If only we would slink off to the corners of society and not front our queerness and not ask for things like rights, they would ignore us. At least some people say that. I am often baffled by the rhetoric because I want to know why they are so invested in me loving a woman. Why do they feel they are responsible for my so called “sin” hence their argument about my soul? My living out loud should not be an affront to their own living out loud. Both can exist. But this is the rational me appealing to politics and religiosity and colonial laws.
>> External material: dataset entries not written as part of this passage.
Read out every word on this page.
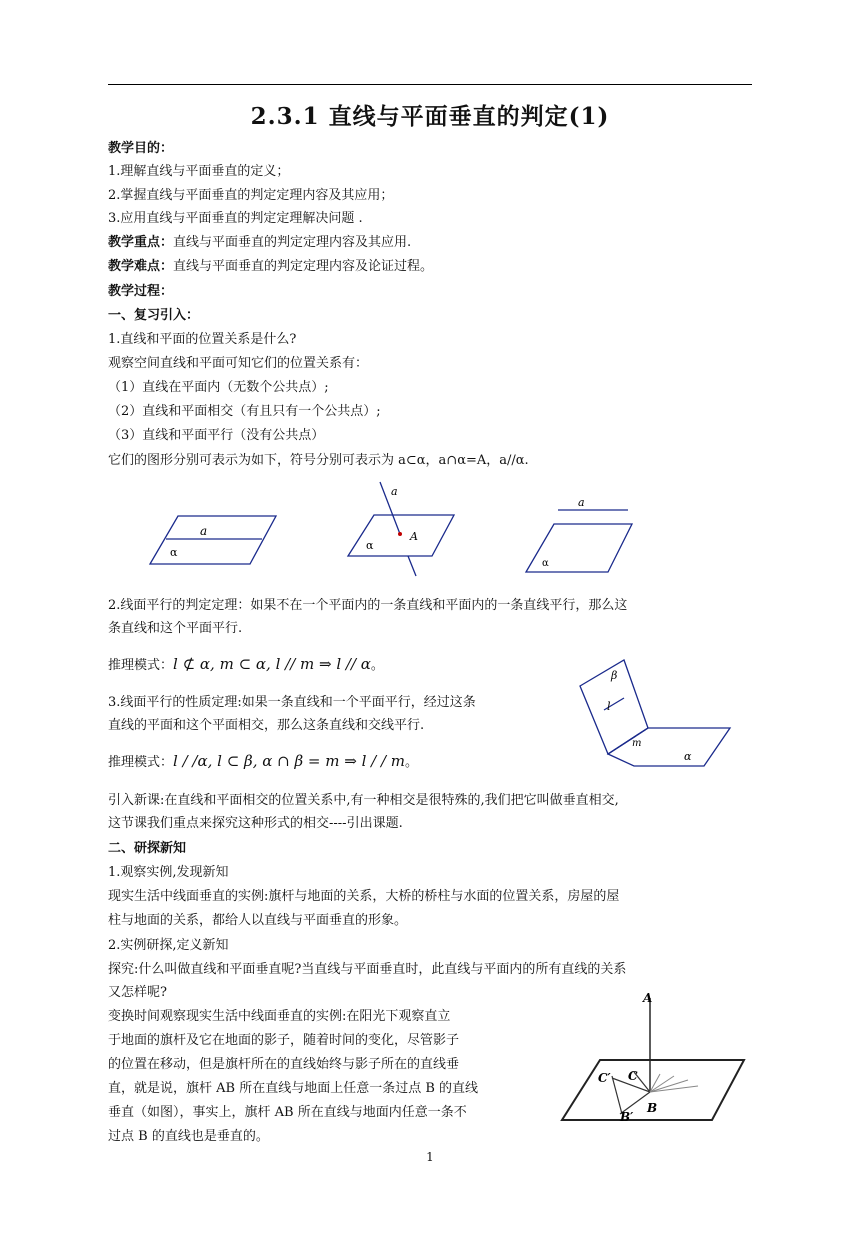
2.3.1 直线与平面垂直的判定(1)
教学目的：
1.理解直线与平面垂直的定义；
2.掌握直线与平面垂直的判定定理内容及其应用；
3.应用直线与平面垂直的判定定理解决问题 .
教学重点：直线与平面垂直的判定定理内容及其应用.
教学难点：直线与平面垂直的判定定理内容及论证过程。
教学过程：
一、复习引入：
1.直线和平面的位置关系是什么?
观察空间直线和平面可知它们的位置关系有：
（1）直线在平面内（无数个公共点）;
（2）直线和平面相交（有且只有一个公共点）;
（3）直线和平面平行（没有公共点）
它们的图形分别可表示为如下，符号分别可表示为 a⊂α，a∩α=A，a//α.
a
α
a
A
α
a
α
2.线面平行的判定定理：如果不在一个平面内的一条直线和平面内的一条直线平行，那么这
条直线和这个平面平行.
推理模式：l ⊄ α, m ⊂ α, l // m ⇒ l // α。
3.线面平行的性质定理:如果一条直线和一个平面平行，经过这条
直线的平面和这个平面相交，那么这条直线和交线平行.
推理模式：l / /α, l ⊂ β, α ∩ β = m ⇒ l / / m。
β
l
m
α
引入新课:在直线和平面相交的位置关系中,有一种相交是很特殊的,我们把它叫做垂直相交,
这节课我们重点来探究这种形式的相交----引出课题.
二、研探新知
1.观察实例,发现新知
现实生活中线面垂直的实例:旗杆与地面的关系，大桥的桥柱与水面的位置关系，房屋的屋
柱与地面的关系，都给人以直线与平面垂直的形象。
2.实例研探,定义新知
探究:什么叫做直线和平面垂直呢?当直线与平面垂直时，此直线与平面内的所有直线的关系
又怎样呢?
变换时间观察现实生活中线面垂直的实例:在阳光下观察直立
于地面的旗杆及它在地面的影子，随着时间的变化，尽管影子
的位置在移动，但是旗杆所在的直线始终与影子所在的直线垂
直，就是说，旗杆 AB 所在直线与地面上任意一条过点 B 的直线
垂直（如图），事实上，旗杆 AB 所在直线与地面内任意一条不
过点 B 的直线也是垂直的。
A
B
C
C′
B′
1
I left Ghana 8 years ago May 13, and until a year ago had never looked back. Ghana had broken my heart in failing to save a great love of mine and we parted ways angrily and I swore I’d never go back but I miss her and want to go back and be immersed in everything that is her. And I want to take my love with me and show her what makes me the woman I am today. And I would love to have a traditional Ghanaian marriage but I digress :). My heart is breaking again with the news coming out of Ghana about queer people and I am deeply conflicted as to why I would go. But if Stonewall didn’t happen we wouldn’t have same sex marriage. Someone, some people, had to stand up and put their feet down for me to even be professing my love to a woman publicly. If I don’t go to Ghana and choose divestment and shunning, how will anything ever change? But can anything change with just one person standing up, especially someone who hasn’t even been to Ghana in 8 years.
Update:
Since I wrote this, I have decided not to go. I cannot ensure our safety and it doesn’t make sense for me to put us in harm’s way. It also doesn’t make sense for me to return to the country of my birth and have to hide from family members because they want to set me up with men. I felt all kinds of guilt when I made the decision but I have gradually come to feel more at peace about it. It was not an easy decision to make because I do miss her dearly and do want to share her with my love.